Why have we seen such success? I believe the answer is simple: we are asking, and because our generation cares about the future of our Cincinnati Jewish community.

I have sat in on a number of training seminars run by leading thinkers on endowments and planned giving. Most experts don’t even discuss age groups under 55. We are demonstrating reason to start the conversation. We are proving that it pays to simply ask and talk about the importance of sustaining our Jewish community.

It’s also worth note that we are not just asking for money – we’re talking to people about their values and what they want to hand down to future generations. It’s affirming their Jewish identity and experience, and offering a way to perpetuate that. Many people have started walking away from our legacy conversations with a desire to become more involved in the Jewish community today to help ensure its growth and strength for tomorrow.

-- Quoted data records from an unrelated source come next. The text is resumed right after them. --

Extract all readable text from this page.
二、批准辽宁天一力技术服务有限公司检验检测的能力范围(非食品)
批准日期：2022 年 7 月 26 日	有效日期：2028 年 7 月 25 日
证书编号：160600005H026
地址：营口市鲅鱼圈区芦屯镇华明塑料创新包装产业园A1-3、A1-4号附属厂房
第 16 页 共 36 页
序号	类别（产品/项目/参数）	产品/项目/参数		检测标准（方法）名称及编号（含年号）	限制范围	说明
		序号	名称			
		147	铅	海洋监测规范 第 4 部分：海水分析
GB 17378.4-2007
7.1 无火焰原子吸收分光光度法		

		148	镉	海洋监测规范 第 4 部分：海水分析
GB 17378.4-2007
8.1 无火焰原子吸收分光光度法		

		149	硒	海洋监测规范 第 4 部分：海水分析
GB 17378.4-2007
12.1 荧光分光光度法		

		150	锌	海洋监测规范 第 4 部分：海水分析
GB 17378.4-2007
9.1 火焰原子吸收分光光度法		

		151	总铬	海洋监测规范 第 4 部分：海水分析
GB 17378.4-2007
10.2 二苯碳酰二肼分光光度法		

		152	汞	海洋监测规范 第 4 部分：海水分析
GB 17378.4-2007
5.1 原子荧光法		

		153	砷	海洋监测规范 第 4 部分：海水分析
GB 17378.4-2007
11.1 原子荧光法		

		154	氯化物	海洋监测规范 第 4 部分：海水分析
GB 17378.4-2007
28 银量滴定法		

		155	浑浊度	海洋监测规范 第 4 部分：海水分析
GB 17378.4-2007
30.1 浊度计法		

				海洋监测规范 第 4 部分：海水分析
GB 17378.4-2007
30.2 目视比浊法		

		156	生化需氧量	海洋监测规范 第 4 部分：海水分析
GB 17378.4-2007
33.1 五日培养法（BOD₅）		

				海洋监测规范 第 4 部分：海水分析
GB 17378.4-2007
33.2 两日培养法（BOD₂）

In some ways, it’s easier to make these legacy preparations when you are young. It’s also easy for those of us with young kids to start envisioning and being invested in the future of our community in a more long-term way. More than annual campaign gifts, which might compete with current family needs, legacy gifts are about what’s left. In other words, donors keep their money throughout their lives, and their beneficiaries – nonprofits and relatives alike – share what’s left. It makes legacy giving simple, flexible, and accessible to those of all ages and levels of resources.

Recently, I brought together a group of my friends and peers to the Cincinnati JCC to talk about legacy giving. Each of the people present have now made a commitment. All of us in the room had benefited from the strong, supportive and vibrant Jewish community we have in Cincinnati, and we recognized that our generation needs to step up to ensure that the great programs and institutions of today will last for future generations.

I have been involved in various degrees within the Jewish community all my life, and I can see how this type of giving is not only necessary, but the message it sends to the other generations is important to hear: we care. We are committed to our Jewish community, and as annual giving declines, it has become vital that organizations create endowment funds to maintain operations. We understand that need. We understand that means keeping the community alive and thriving: vibrant congregations, strong day schools, services for the elderly and others in need, Holocaust education, Jewish cemeteries, and much more. We are a committed group of young adults who stand strong in helping to ensure our Cincinnati Jewish community endures and thrives for generations and generations to come.

Cincinnati is one of over 40 communities participating in a national program to build needed endowments for Jewish organizations, and has quickly stood out for its successes, particularly among young adults. The Create Your Jewish Legacy (CYJL) program, a community-wide initiative led by the Jewish Federation of Cincinnati, is encouraging community members of all ages to consider this type of gift planning.

Ariella Cohen is past president of the Rockwern Academy PTO, served on the Mayerson JCC board, has been on the board of the Jewish Federation and is active on the Young Adult Division Board. She is a recipient of the Clara Greller Award, given to women under age 40 who show exceptional leadership and commitment to the Jewish community. Ariella is a recent graduate of the Wexner Heritage Program.